L’insomnie fatale familiale (FFI) est une maladie à prions héréditaire causée par une substitution de l’acide aspartique par l’asparagine au codon 178 du gène PRNP (mutation D178N). Elle est transmise selon un mode autosomique dominant, avec un risque de développer la maladie au cours de la vie supérieur à 90 %. 1)
Elle a été décrite pour la première fois par Lugaresi et al. en 1986. Environ 70 familles atteintes de FFI et 25 cas d’insomnie fatale sporadique (sFI) ont été rapportés dans le monde, ce qui en fait une maladie extrêmement rare. 2)
Le polymorphisme au codon 129 (type Met-Met ou Met-Val) influence l’expression phénotypique de la maladie. Dans la population chinoise Han, la fréquence du génotype homozygote Met-Met (M/M) est plus élevée que chez les Européens, ce qui pourrait conférer une susceptibilité accrue. 3) L’âge d’apparition varie de 12 à 89 ans, avec une moyenne d’environ 50 à 51 ans. La durée de la maladie est de 8 à 72 mois. 1)
Les trois signes cardinaux de l’FFI sont les troubles du sommeil, les troubles moteurs et l’hyperactivité autonome. Les signes ophtalmologiques (saccades oculaires, diplopie fluctuante) peuvent apparaître dès le début de la maladie.
L’insomnie fatale sporadique (sFI) présente un tableau clinique similaire à l’FFI, mais sans mutation du gène PRNP.
QQuelle est la rareté de l'insomnie fatale familiale ?
A
Seulement environ 70 familles atteintes d’FFI et 25 cas de sFI ont été rapportés dans le monde, ce qui en fait une maladie à prions extrêmement rare. 2) Elle serait plus fréquente dans les familles ayant un contexte ethnique spécifique, comme les Chinois Han.
Diplopie fluctuante : l’un des premiers symptômes pouvant apparaître dans l’FFI. Dans le premier cas de Lugaresi, une diplopie transitoire est survenue 6 mois après le début de l’insomnie.
Vision trouble : le patient peut ressentir un flou visuel.
Troubles du sommeil : insomnie progressive, comportements oniriques (rêves vifs et agis), anomalies respiratoires du sommeil. Symptôme central de l’IFS.

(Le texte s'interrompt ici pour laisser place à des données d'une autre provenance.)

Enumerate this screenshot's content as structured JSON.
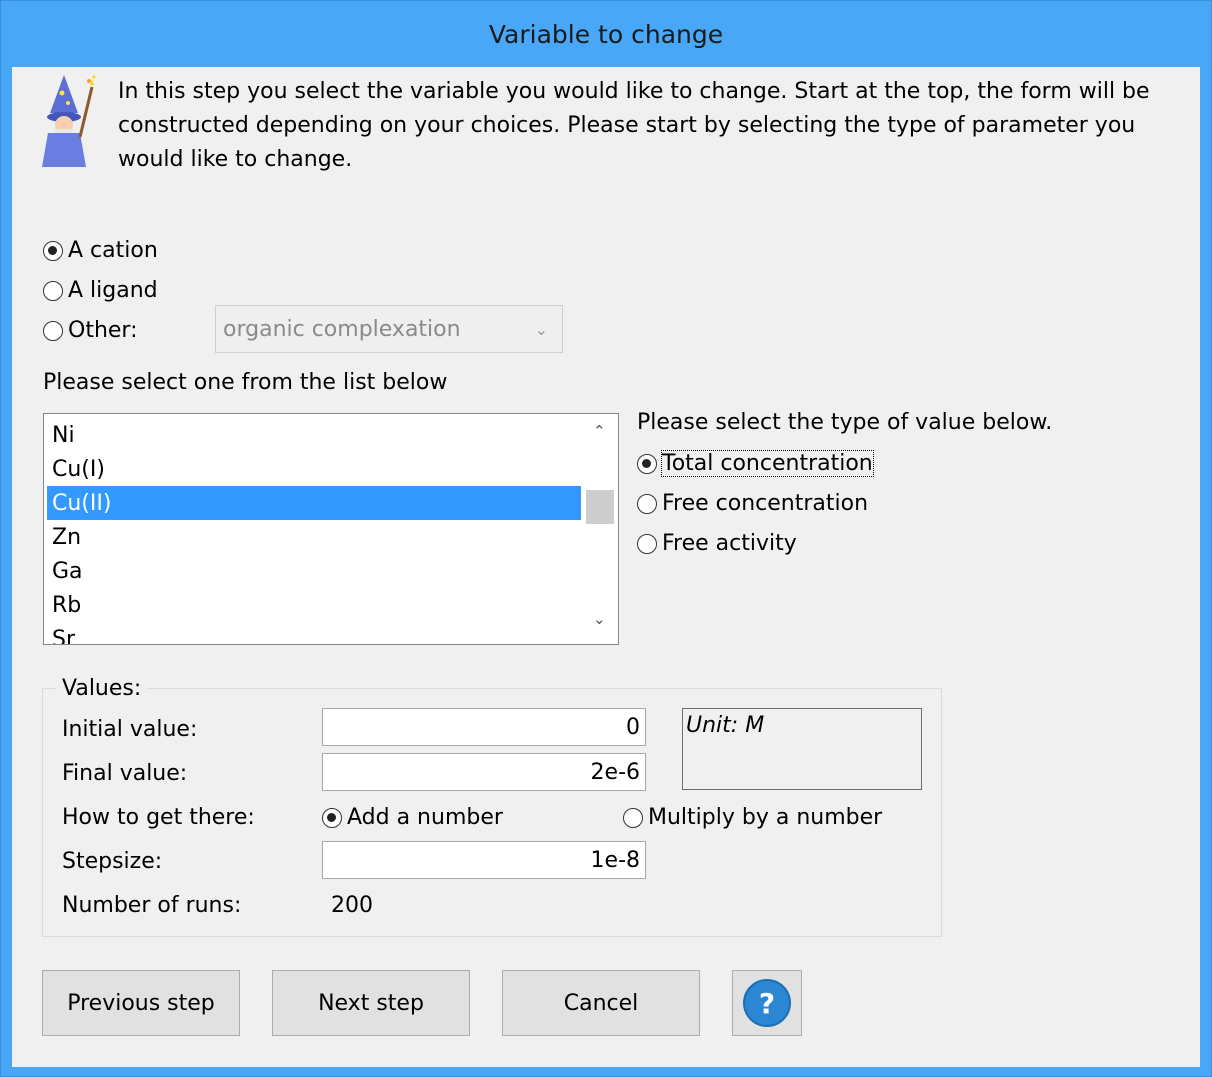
{
  "window": {
    "title": "Variable to change"
  },
  "intro": {
    "text": "In this step you select the variable you would like to change.  Start at the top, the form will be constructed depending on your choices. Please start by selecting the type of parameter you would like to change.",
    "icon": "wizard-icon"
  },
  "param_type": {
    "options": [
      {
        "label": "A cation",
        "selected": true
      },
      {
        "label": "A ligand",
        "selected": false
      },
      {
        "label": "Other:",
        "selected": false
      }
    ],
    "other_select": {
      "value": "organic complexation",
      "enabled": false
    }
  },
  "list": {
    "prompt": "Please select one from the list below",
    "items": [
      "Ni",
      "Cu(I)",
      "Cu(II)",
      "Zn",
      "Ga",
      "Rb",
      "Sr"
    ],
    "selected": "Cu(II)"
  },
  "value_type": {
    "prompt": "Please select the type of value below.",
    "options": [
      {
        "label": "Total concentration",
        "selected": true
      },
      {
        "label": "Free concentration",
        "selected": false
      },
      {
        "label": "Free activity",
        "selected": false
      }
    ]
  },
  "values": {
    "group_label": "Values:",
    "initial_label": "Initial value:",
    "initial_value": "0",
    "final_label": "Final value:",
    "final_value": "2e-6",
    "how_label": "How to get there:",
    "how_options": [
      {
        "label": "Add a number",
        "selected": true
      },
      {
        "label": "Multiply by a number",
        "selected": false
      }
    ],
    "step_label": "Stepsize:",
    "step_value": "1e-8",
    "runs_label": "Number of runs:",
    "runs_value": "200",
    "unit_text": "Unit: M"
  },
  "buttons": {
    "previous": "Previous step",
    "next": "Next step",
    "cancel": "Cancel",
    "help": "?"
  },
  "colors": {
    "titlebar": "#48a7f7",
    "selection": "#3399ff",
    "help": "#2b86d4"
  }
}
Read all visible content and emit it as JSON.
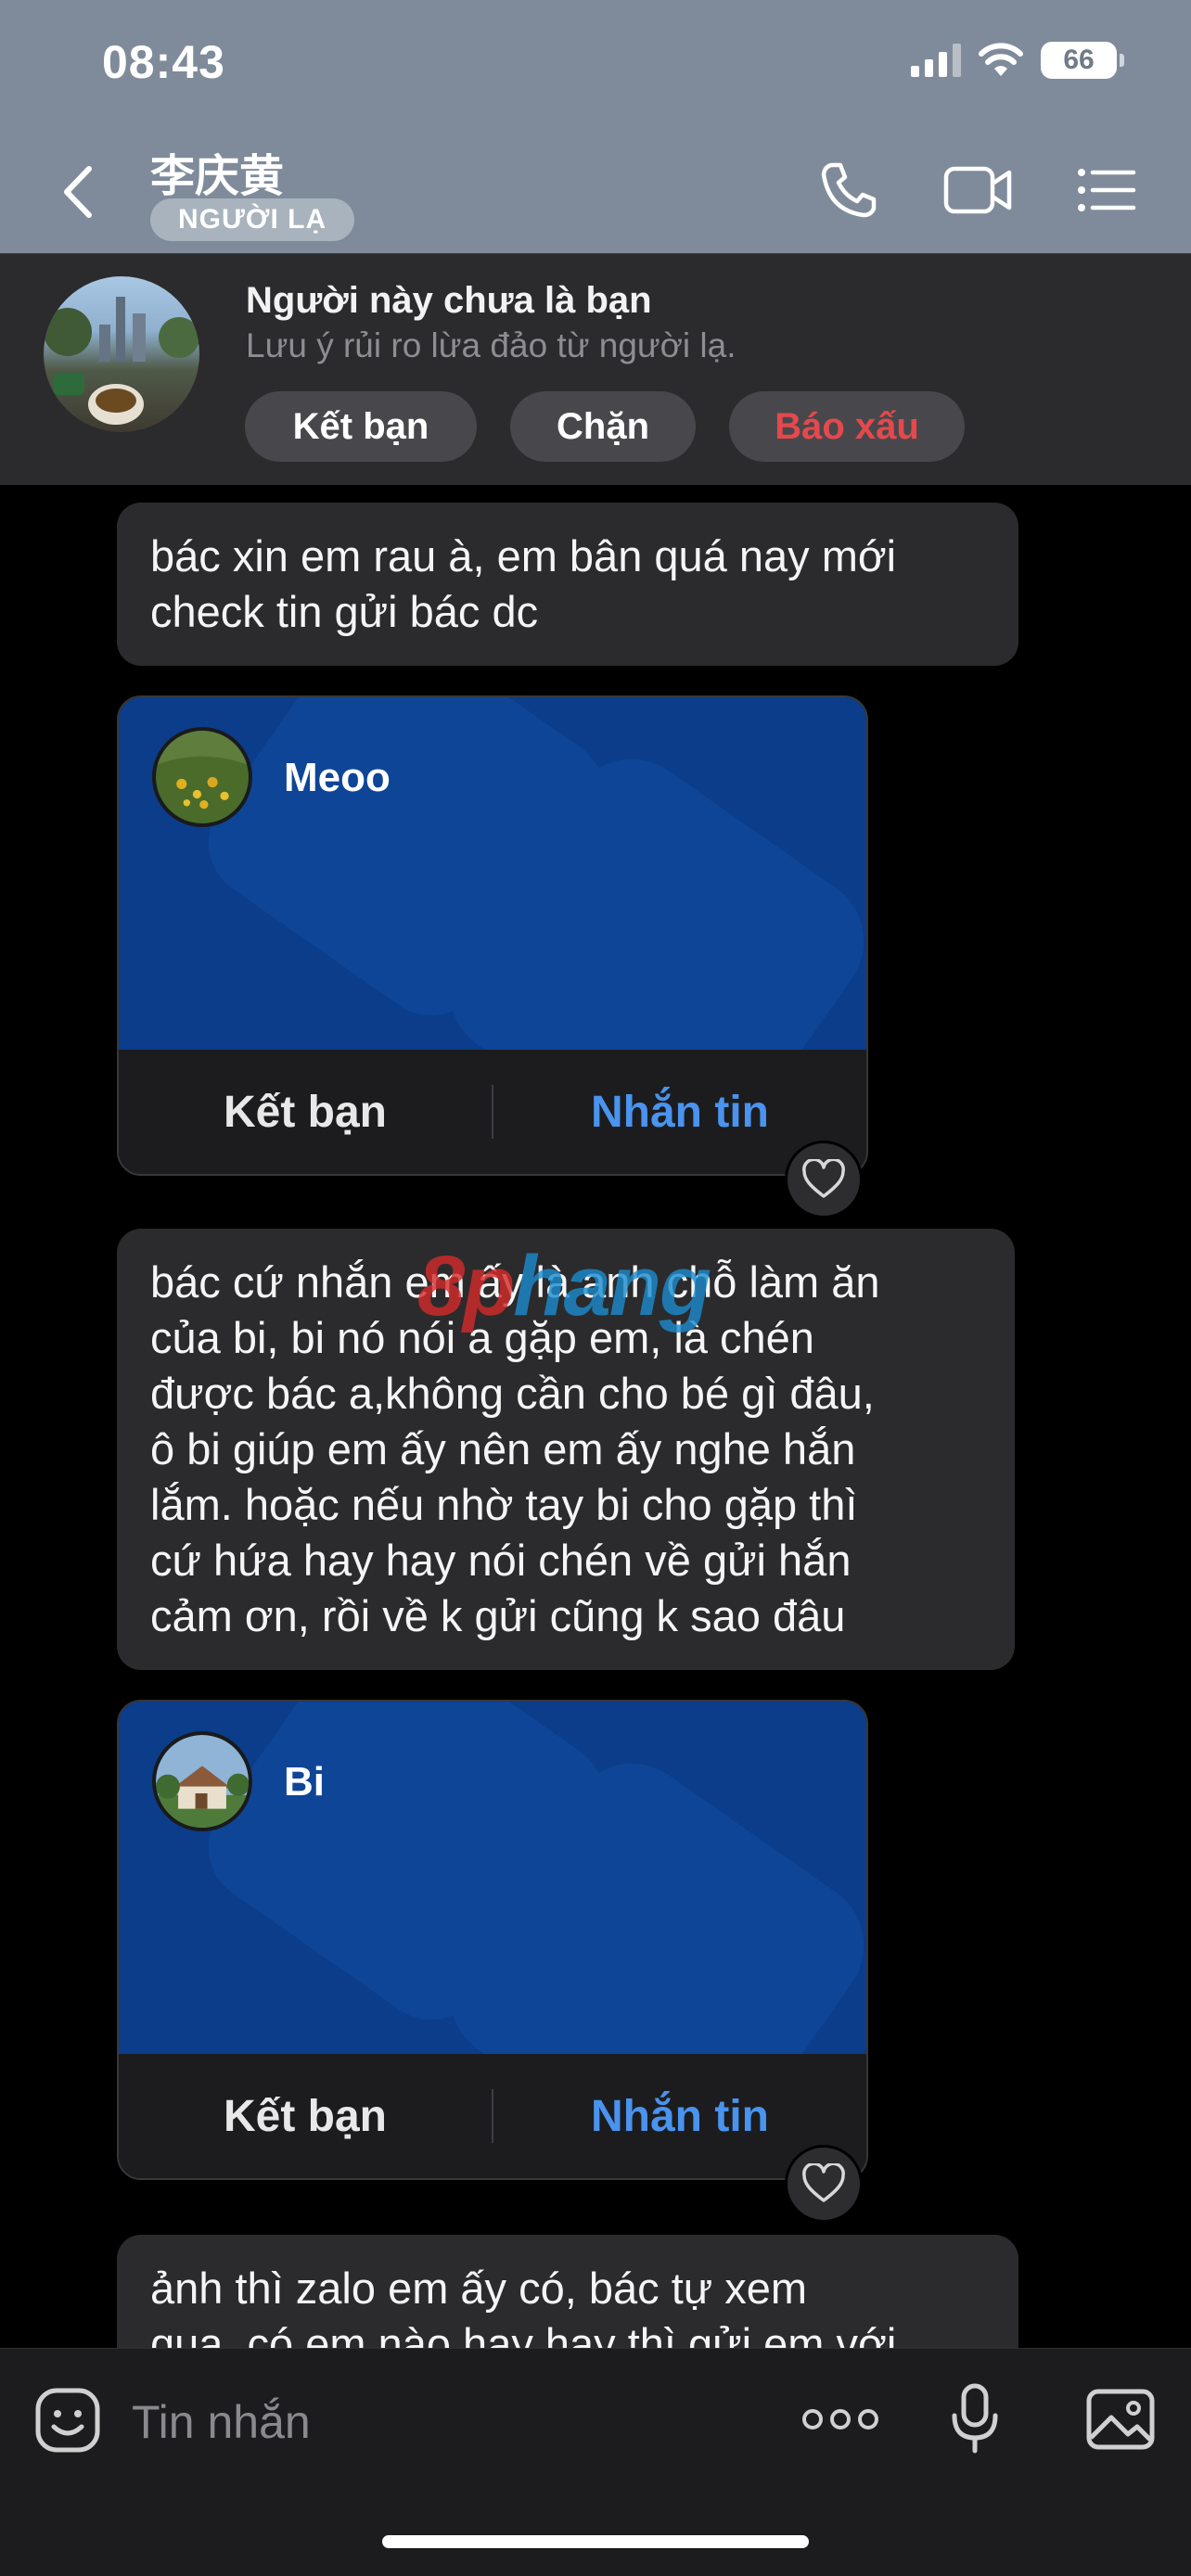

Hypersomnie et somnolence diurne : l’insomnie et l’hypersomnie peuvent coexister. 2)
Les signes neuro-ophtalmologiques sont importants en tant que signes précoces caractéristiques de cette maladie.
Intrusions saccadiques (saccadic intrusions) : anomalie des mouvements oculaires la plus marquée et la plus constante dans l’FFI. Il s’agit de mouvements de saut oculaires involontaires qui s’insèrent pendant la fixation. Ce signe a été observé chez les 6 patients atteints d’FFI précoce rapportés par Mastrangelo et al.
Mouvements oculaires de type saccadique : dans le cas de Lugaresi et al., ils sont apparus 7 mois après le début de l’insomnie.
Hyperactivité parasympathique pupillaire : confirmée par un test de dilatation pupillaire sous cocaïne à 4 % et homatropine à 5 %.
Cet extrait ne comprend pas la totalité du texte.